Mergers and acquisitions are the business transactions wherein the ownership of organisations, or part of their operation, is consolidated with another organisation. These transactions can provide benefits to both parties, including reducing financial risk, diversifying one party’s portfolio, increasing a company’s resources and capacity, and cornering a larger section of the market. However, many mergers and acquisitions fail – meaning the deal becomes unprofitable for both parties. Let’s examine a few which failed in a big way.

AOL and Time Warner lost $165 million

In January 2000, America Online (AOL) positioned itself as a leader in dial-up internet services across the United States. The tech company purchased the mass media and entertainment conglomerate for US$165 billion, creating a company with an estimated total value of US$360 billion. 

For AOL, the Time Warner merger seemed like an opportunity to distribute content across both organisations’ networks. For Time Warner, the purchasing company offered more reach for their media properties.

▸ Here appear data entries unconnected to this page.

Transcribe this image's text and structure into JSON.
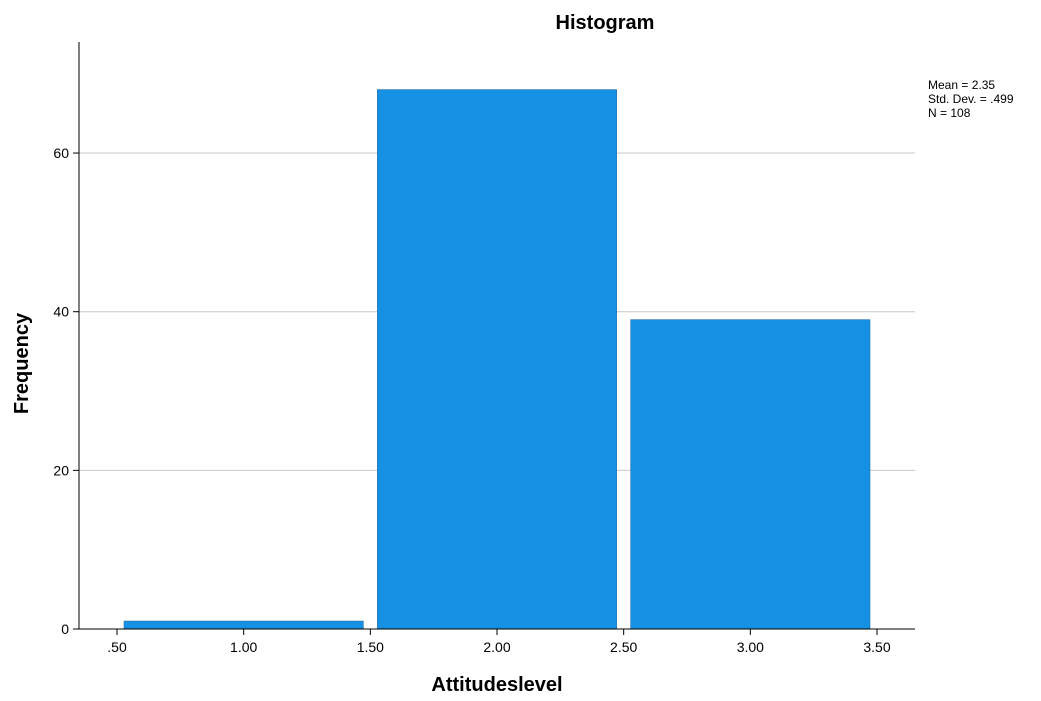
{
  "chart_data": {
    "type": "bar",
    "title": "Histogram",
    "xlabel": "Attitudeslevel",
    "ylabel": "Frequency",
    "x_ticks": [
      0.5,
      1.0,
      1.5,
      2.0,
      2.5,
      3.0,
      3.5
    ],
    "x_tick_labels": [
      ".50",
      "1.00",
      "1.50",
      "2.00",
      "2.50",
      "3.00",
      "3.50"
    ],
    "y_ticks": [
      0,
      20,
      40,
      60
    ],
    "y_tick_labels": [
      "0",
      "20",
      "40",
      "60"
    ],
    "xlim": [
      0.35,
      3.65
    ],
    "ylim": [
      0,
      74
    ],
    "bins": [
      {
        "start": 0.5,
        "end": 1.5,
        "value": 1
      },
      {
        "start": 1.5,
        "end": 2.5,
        "value": 68
      },
      {
        "start": 2.5,
        "end": 3.5,
        "value": 39
      }
    ],
    "grid": "horizontal",
    "bar_color": "#1590e3",
    "stats": [
      "Mean = 2.35",
      "Std. Dev. = .499",
      "N = 108"
    ],
    "legend_position": "top-right"
  }
}
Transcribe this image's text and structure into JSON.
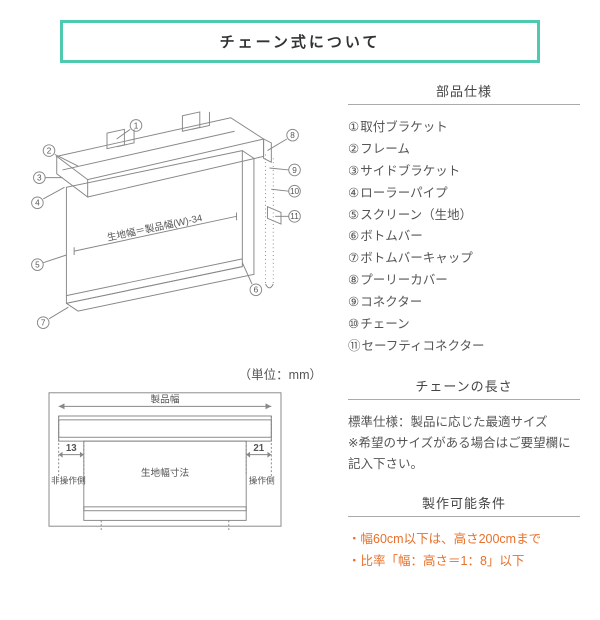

AOL made their acquisition during the dot-com bubble – wherein investors valued their services high above the value they actually offered, and projected stronger sustainability and growth for internet providers than they could… provide.

However, investors started pulling out when a market downturn became apparent from March to the end of 2000. The bubble burst. AOL’s market cap dropped from US$226 billion to US$20 billion. Time Warner officially separated from AOL in 2009. 


Elon Musk spent $44 billion on Twitter

In 2022, it seems that the mergers and acquisitions rules have changed. Social media platform Twitter – now called X – was an independent company headed by CEO Jack Dorsey before he sold it not to merge with another company, but to billionaire Elon Musk. 


On April 14 that year, Musk made an unsolicited offer to purchase Twitter, Inc. for US$43 billion, over 20 times the company’s projected 2022 operating cash flow. Later that month, the company announced that they had accepted a US$44 billion deal and that Twitter would become a private company later that year under Musk.


After closing the deal on 27 October, Musk became the CEO of Twitter, enacting a series of controversial changes to the platform which directly led to the creation of rival Threads. As of July 2023, the company has a negative cash flow.

Daimler Benz and Chrysler lost $37 billion

The internet does not have a monopoly on bad mergers and acquisitions. In May 1998, the third-largest automaker in the United States – Chrysler – merged with Daimler-Benz for US$37 billion to create a new company named DaimlerChrysler AG. At the time, it was the largest merger that a US company had seen with a foreign organisation.

Although the merger was advertised as a horizontal move between equals, the deal saw Daimler executives owning most of the new company’s shares and implementing a programme of employee meetings and seminars, while some dealerships formerly owned by Daimler refused to sell cars formerly manufactured by Chrysler. 


In March 2000, Chrysler CEO Bob Eaton stepped down. The Chrysler half of the new company started making losses in 2001, until Daimler-Benz sold it to the Cerberus Capital Management Firm for US$7 billion in 2007.


Penguin faced an antitrust suit for attempting to acquire Simon & Schuster

Consider this the bad merger that wasn’t. Simon and Schuster’s parent company Paramount put the book publisher up for sale in 2020. Nine months later, they announced a US$2.2 billion deal for S&S to merge with Penguin Random House, itself owned by German media organisation Bertelsmann.


In November 2021, the United States Department of Justice filed a lawsuit aimed at stopping the deal. They argued that the proposed company would corner over half the publishing market and leave its competitors each at less than half their size. In an antitrust trial the following year, a judge ruled that the merger would not go ahead; Penguin Random House paid a US$200 million termination fee.